Battlestar Galactica preview
Here is a preview of Bettlestar Galactica.
Through the Apple TV, you can sort and access your music library much as you would through iTunes.
iTunes Top Songs list
As with TV shows, you can also preview songs from iTunes.
Music menu - iTunes top music videos
Music video previews are also available.
Streaming music from iTunes
Streaming a little Winger from iTunes
iTune Top Movies
As with music and TV shows, you can view trailers from top iTunes movies.
Theatrical trailers - 300
300 Theatrical trailer
This is the theatrical trailer for 300.
Playing content from the Apple TV hard drive
So far, I had only streamed content to the Apple TV–either from the Internet or an iTunes library. To test the Apple TV’s syncing ability, we purchased a movie and TV show from iTunes and synced them to the Apple TV. Syncing copied the content to the Apple TV’s 40 GB hard drive and allowed us to watch the material even when the synced iTunes library was not running.
Battlestar Galactica intro screen
We purchased a Battlestar Galactica episode for $1.99 from iTunes.
Battlestar Galactica playing from the Apple TV - Title screen
The Apple TV’s content controls are similar to those of a DVD player. You can pause, fast forward, rewind, stop, and even skip between chapters. Unfortunately, the TV show and movie we tested did not provide a main menu or the ability to select a specific scene selection. I was very disappointed to not find these features.
Battlestar Galactica playing from the Apple TV - Introduction
I really hate black bars and was frustrated to see them during this show. I was also slightly surprised. The Apple TV is designed for widescreen HD TVs and you would think the content would take advantage of that design.
I assume Battlestar Galactica is not filmed in widescreen and thus the bars are required.
Star Trek VIII: First Contact intro screen
We also purchased Star Trek VIII: First Contact from iTunes to test the Apple TV’s ability to play movies. At $14.99, this decade-old title is way over priced. You can buy the two-disc DVD collectors edition, released in 2005, for $10.99 from Amazon.
Is it just me or does anyone else think something is wrong here? I can pay $10.99 for two DVDs that include loads of special features, offer a DVD quality image, provide an interactive menu, and are completely portable. Or, I can pay $14.99 for just the movie, which according to Apple’s Web site plays at “near DVD-quality”. Sure, I have to wait a few days to get the DVD from Amazon, and I may have to pay shipping, but those are minor inconveniences.
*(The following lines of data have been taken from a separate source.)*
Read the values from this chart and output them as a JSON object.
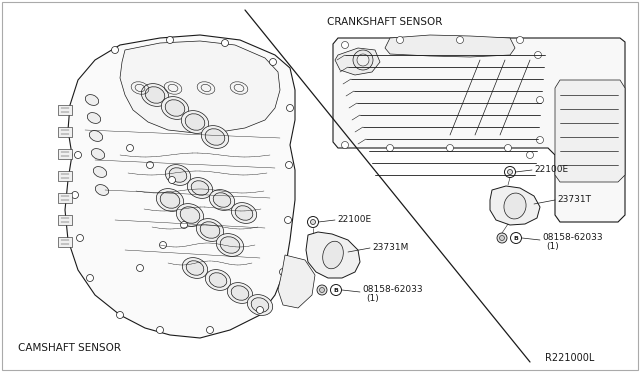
{
  "bg_color": "#ffffff",
  "line_color": "#1a1a1a",
  "label_color": "#1a1a1a",
  "labels": {
    "camshaft": "CAMSHAFT SENSOR",
    "crankshaft": "CRANKSHAFT SENSOR",
    "ref_code": "R221000L",
    "part_22100E_cam": "22100E",
    "part_23731M": "23731M",
    "part_08158_cam": "08158-62033",
    "part_08158_cam_sub": "(1)",
    "part_22100E_crank": "22100E",
    "part_23731T": "23731T",
    "part_08158_crank": "08158-62033",
    "part_08158_crank_sub": "(1)"
  },
  "figsize": [
    6.4,
    3.72
  ],
  "dpi": 100
}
Star Trek VIII: First Contact playing from the Apple TV
Not only was I disappointed by our test movie’s price, but the Apple TV’s image quality was much worse than other CNET editors and I expected. This image is being displayed at 1080i. We tested the movie at 720p and 480i, but 1080i seemed to produce the best picture.
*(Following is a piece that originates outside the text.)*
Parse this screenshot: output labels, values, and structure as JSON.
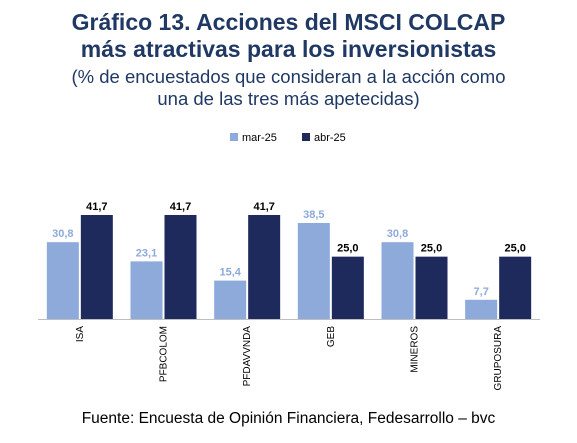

Given that the Apple TV requires an enhanced definition or high-definition TV, we were somewhat confused by the movie’s poor quality, until we looked at the file size. A standard, single layer DVD is usually around 4.4 GB, including menus and special features. Our downloaded copy of Star Trek VIII: First Contact was only 1.19 GB–about 1/4 the size of a normal DVD. Perhaps Apple is trying to conserve iTunes bandwidth, but the image quality on the movie we tested was not worth the $14.99 price.
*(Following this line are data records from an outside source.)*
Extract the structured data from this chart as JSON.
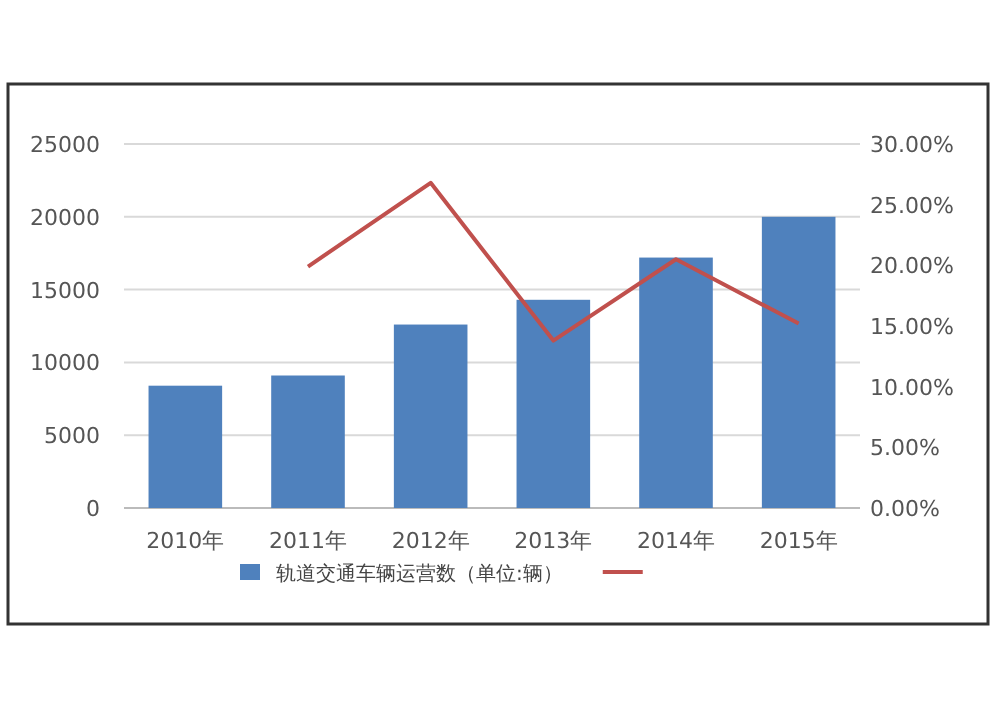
{
  "chart_data": {
    "type": "bar",
    "categories": [
      "2010年",
      "2011年",
      "2012年",
      "2013年",
      "2014年",
      "2015年"
    ],
    "series": [
      {
        "name": "轨道交通车辆运营数（单位:辆）",
        "color": "#4f81bd",
        "values": [
          8400,
          9100,
          12600,
          14300,
          17200,
          20000
        ]
      },
      {
        "type": "line",
        "axis": "y2",
        "color": "#c0504d",
        "values": [
          null,
          19.9,
          26.8,
          13.8,
          20.5,
          15.2
        ]
      }
    ],
    "ylim": [
      0,
      25000
    ],
    "yticks": [
      0,
      5000,
      10000,
      15000,
      20000,
      25000
    ],
    "y2lim": [
      0,
      30
    ],
    "y2ticks": [
      {
        "value": 0,
        "label": "0.00%"
      },
      {
        "value": 5,
        "label": "5.00%"
      },
      {
        "value": 10,
        "label": "10.00%"
      },
      {
        "value": 15,
        "label": "15.00%"
      },
      {
        "value": 20,
        "label": "20.00%"
      },
      {
        "value": 25,
        "label": "25.00%"
      },
      {
        "value": 30,
        "label": "30.00%"
      }
    ],
    "grid": "y",
    "legend": "bottom",
    "marker": "none",
    "line_style": "solid"
  }
}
Stopping and restarting playback
Main menu - Settings
You can access the Settings menu from the Apple TV’s main screen.
Main menu - Podcasts
Main menu - Photos
The Apple TV can display your favorite photo library, but you can only sync the photos, not stream them. This is a very annoying limitation.
Slideshow settings - Transitions
Screen Saver settings
Using the Settings menu, you can customize the Apple TV’s screen saver.
Apple TV screen saver
The Apple TV’s default screen saver setting uses stock photos that float across the screen.
Legal - License and Disclaimer
Just in case you wanted a little light reading, you can access the Apple TV’s software license agreement through the Settings menu.
Reset Apple TV settings
If you really screw up the settings on your Apple TV, you can quickly return the unit to the default settings. Those who want that totally factory-fresh feel can even perform a full factory restore.